J'ai été un père de marde.
Je suis un père de marde.
Voilà donc toute l'histoire de ce bouquin, celle d'une vie, celle d'un père alcoolique.

Toute ressemblance avec un semblant d'héros serait donc fortuite. Alors qu'il se sait mourant, le foie qui lâche, l'histoire de quelques mois, ce père, ce héros, alcoolique depuis des années, essaie de renouer le contact avec sa fille Gabrielle qu'il a laissé depuis deux décennies. C'est donc une histoire de rédemption et de pardon. Yvan qui vit en coloc avec Miche, amante plus par solitude, et un chat recueilli par défaut.
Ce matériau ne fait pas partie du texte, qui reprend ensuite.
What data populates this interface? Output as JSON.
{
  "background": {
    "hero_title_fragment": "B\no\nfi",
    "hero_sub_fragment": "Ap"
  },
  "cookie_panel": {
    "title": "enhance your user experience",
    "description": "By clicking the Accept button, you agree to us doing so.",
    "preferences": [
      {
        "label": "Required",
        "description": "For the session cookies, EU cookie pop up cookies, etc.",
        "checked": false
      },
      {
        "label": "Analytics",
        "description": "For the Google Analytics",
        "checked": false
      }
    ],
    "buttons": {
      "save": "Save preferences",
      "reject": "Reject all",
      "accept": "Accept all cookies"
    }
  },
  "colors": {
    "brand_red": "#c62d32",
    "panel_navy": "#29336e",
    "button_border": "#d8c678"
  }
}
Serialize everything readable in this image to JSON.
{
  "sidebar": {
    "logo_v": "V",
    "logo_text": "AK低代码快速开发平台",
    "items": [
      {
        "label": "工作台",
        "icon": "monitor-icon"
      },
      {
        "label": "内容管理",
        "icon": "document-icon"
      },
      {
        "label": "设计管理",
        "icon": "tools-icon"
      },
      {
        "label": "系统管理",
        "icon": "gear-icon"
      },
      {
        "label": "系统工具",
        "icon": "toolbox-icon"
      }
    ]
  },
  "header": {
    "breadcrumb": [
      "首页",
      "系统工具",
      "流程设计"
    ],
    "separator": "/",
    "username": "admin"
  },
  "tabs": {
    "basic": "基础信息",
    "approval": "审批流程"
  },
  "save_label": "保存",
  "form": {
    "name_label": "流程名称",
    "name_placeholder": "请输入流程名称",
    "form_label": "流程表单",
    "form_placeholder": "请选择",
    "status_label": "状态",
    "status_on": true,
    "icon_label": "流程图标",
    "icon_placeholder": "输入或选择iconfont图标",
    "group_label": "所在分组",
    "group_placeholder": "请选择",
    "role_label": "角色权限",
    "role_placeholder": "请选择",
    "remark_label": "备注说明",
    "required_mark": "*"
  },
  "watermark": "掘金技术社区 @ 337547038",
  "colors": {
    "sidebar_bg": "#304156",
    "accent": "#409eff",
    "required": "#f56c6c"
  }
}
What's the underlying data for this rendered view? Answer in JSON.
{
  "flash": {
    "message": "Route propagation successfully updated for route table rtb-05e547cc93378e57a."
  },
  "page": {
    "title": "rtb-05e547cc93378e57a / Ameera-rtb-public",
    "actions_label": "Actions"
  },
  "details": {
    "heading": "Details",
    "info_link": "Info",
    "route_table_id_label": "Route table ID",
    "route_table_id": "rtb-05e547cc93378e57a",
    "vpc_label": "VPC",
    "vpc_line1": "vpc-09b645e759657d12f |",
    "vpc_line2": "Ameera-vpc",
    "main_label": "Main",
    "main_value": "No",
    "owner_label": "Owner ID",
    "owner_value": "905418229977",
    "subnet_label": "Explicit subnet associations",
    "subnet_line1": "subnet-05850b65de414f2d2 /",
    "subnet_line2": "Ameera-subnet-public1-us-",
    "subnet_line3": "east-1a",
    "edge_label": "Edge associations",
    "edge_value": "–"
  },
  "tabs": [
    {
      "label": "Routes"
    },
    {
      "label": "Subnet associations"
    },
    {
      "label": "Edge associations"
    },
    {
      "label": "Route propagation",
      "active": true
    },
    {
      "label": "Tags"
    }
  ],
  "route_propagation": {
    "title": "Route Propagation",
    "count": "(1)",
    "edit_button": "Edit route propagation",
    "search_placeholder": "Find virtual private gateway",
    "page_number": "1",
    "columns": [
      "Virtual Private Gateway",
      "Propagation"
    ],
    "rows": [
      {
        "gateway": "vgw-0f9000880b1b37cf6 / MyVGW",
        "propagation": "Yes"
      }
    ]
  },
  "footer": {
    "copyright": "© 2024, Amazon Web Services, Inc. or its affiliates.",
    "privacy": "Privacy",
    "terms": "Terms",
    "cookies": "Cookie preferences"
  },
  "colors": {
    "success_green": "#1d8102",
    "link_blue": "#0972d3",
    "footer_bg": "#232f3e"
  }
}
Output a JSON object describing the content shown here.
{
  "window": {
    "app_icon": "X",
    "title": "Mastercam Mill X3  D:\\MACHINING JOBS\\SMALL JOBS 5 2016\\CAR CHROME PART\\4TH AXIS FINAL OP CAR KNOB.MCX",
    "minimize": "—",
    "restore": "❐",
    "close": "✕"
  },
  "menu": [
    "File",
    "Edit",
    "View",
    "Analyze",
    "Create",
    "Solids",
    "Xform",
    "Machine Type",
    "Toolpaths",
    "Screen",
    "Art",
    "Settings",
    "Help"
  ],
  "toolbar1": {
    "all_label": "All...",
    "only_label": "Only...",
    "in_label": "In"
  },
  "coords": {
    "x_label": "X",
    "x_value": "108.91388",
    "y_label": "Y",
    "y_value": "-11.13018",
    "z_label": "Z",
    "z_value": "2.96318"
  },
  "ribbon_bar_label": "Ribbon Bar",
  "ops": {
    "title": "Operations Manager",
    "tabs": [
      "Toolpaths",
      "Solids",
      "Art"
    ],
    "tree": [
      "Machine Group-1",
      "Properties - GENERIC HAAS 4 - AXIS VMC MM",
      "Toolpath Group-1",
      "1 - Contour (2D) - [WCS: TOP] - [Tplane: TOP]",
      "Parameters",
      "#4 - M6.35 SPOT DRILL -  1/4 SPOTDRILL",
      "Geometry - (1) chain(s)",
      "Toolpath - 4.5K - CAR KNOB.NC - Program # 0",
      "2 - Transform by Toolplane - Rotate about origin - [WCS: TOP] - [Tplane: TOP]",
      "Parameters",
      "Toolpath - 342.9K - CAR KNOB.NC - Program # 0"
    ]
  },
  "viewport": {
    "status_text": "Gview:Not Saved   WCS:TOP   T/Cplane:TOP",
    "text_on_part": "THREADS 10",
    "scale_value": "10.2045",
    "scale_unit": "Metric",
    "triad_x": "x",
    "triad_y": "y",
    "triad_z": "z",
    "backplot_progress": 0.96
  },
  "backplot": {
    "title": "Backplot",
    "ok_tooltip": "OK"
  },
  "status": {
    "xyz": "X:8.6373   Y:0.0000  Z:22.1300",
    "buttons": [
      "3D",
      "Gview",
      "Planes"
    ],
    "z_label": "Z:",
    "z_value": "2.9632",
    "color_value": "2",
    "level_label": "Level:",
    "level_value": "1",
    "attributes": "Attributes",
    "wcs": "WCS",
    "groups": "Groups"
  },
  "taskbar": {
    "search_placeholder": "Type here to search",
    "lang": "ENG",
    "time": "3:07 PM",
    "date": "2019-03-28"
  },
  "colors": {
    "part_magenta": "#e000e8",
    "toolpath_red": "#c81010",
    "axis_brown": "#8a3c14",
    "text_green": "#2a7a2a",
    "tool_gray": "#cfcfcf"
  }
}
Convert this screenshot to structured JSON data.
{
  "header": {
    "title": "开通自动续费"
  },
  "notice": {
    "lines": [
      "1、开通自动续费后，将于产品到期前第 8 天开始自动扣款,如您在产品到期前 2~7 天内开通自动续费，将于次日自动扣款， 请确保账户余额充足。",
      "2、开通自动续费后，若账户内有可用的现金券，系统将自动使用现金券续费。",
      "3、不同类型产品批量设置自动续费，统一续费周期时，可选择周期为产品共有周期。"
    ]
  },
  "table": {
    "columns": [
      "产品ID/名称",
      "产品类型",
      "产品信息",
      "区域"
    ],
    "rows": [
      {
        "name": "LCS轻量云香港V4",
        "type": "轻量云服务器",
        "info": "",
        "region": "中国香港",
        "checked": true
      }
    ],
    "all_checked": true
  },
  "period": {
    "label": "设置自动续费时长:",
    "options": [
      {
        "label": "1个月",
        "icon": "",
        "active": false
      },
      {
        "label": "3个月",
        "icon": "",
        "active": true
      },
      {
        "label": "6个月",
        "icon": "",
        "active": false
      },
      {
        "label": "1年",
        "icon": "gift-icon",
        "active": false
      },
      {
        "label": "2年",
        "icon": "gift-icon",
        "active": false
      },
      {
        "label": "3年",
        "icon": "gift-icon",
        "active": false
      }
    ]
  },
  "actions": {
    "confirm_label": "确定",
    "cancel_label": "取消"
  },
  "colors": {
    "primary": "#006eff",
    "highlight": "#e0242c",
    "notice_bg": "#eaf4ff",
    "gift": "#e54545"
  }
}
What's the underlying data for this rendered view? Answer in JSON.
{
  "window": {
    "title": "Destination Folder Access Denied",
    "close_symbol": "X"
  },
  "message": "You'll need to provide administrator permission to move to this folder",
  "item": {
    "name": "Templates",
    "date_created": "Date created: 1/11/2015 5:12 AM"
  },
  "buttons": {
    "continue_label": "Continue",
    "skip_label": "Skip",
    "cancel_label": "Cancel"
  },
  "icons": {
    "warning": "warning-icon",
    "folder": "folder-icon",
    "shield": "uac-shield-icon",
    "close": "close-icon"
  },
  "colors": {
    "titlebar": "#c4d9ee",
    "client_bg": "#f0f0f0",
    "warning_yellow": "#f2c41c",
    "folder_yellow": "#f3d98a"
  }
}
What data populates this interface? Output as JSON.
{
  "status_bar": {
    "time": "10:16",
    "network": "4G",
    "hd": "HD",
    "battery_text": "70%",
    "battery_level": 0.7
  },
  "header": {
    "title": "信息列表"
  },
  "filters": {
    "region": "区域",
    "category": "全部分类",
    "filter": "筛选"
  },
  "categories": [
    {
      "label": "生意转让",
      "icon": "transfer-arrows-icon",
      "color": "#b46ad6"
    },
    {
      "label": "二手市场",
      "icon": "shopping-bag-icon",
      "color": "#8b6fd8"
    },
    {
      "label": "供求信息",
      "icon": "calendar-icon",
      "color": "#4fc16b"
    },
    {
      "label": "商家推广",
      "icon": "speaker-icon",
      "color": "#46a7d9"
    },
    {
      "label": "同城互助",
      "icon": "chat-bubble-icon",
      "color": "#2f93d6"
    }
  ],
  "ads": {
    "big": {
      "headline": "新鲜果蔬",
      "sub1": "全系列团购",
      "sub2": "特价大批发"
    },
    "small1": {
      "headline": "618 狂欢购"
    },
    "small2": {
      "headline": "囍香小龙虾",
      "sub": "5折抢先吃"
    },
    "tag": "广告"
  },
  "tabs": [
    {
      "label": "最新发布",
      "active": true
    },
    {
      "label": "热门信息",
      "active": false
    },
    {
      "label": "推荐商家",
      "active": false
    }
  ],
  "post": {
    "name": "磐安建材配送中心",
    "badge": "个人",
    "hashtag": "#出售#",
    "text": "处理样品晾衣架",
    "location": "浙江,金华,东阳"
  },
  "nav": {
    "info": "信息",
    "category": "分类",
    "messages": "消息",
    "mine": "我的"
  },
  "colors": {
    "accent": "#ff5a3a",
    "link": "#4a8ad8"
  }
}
Gabrielle - tu brûles mon esprit, ton amour étrangle ma vie et l'enfer -, qui semble malgré tout accorder tant d'amour à ce père si longtemps absent.

En fait, une question se pose : qu'est-ce qu'un héros à tes yeux ? Attention, je ne te parle pas d'un type en cape et collants. Non, là, je te cause d'un vrai héros. le genre ordinaire, un pauvre type qui peut s'émouvoir d'un vol de lagopèdes à queue blanche, sentir le frémissement de ses majeurs sous le souffle du blizzard, regarder en silence la migration des bernaches à l'approche de l'hiver canadien, en s'enfilant quelques frettes dans le frette québécois... Ou est-ce juste un père alcoolique sous le regard de sa fille...

D'ailleurs, le roman s'ouvre en quatrième page par cette phrase-là :
Comment puis-je commencer quelque chose
de nouveau avec tout cet hier en moi ?
LEONARD COHEN, Les perdants magnifiques.

Alors forcement, j'ai devant moi l'immense fresque de Léo sur cet immeuble de Montréal... Déjà je suis dans la place, et les jurons, si amusants vus de ma contrée, de Sophie Bienvenu sont attendus avec un grand sourire, ça fait partie de mon folklore littéraire 100% pur sirop d'érable. Surtout qu'après Léo, elle enchaîne avec David Bowie et Lou Reed. C'est dire, la force, la puissance, l'émotion d'un tel roman. Car Yvan a une grande et belle discothèque, qui pourrait être mienne, je vous l'ai dit d'entrée de jeu, j'ai beaucoup de point commun avec Yvan.

Et la force de ce bouquin, outre la larme qui coula sur ma joue, outre l'envie de le relire, fut la façon dont l'auteure parla de la Piste 3 de l'album Deep Purple In Rock, les connaisseurs savent de quoi je parle et se reconnaîtront...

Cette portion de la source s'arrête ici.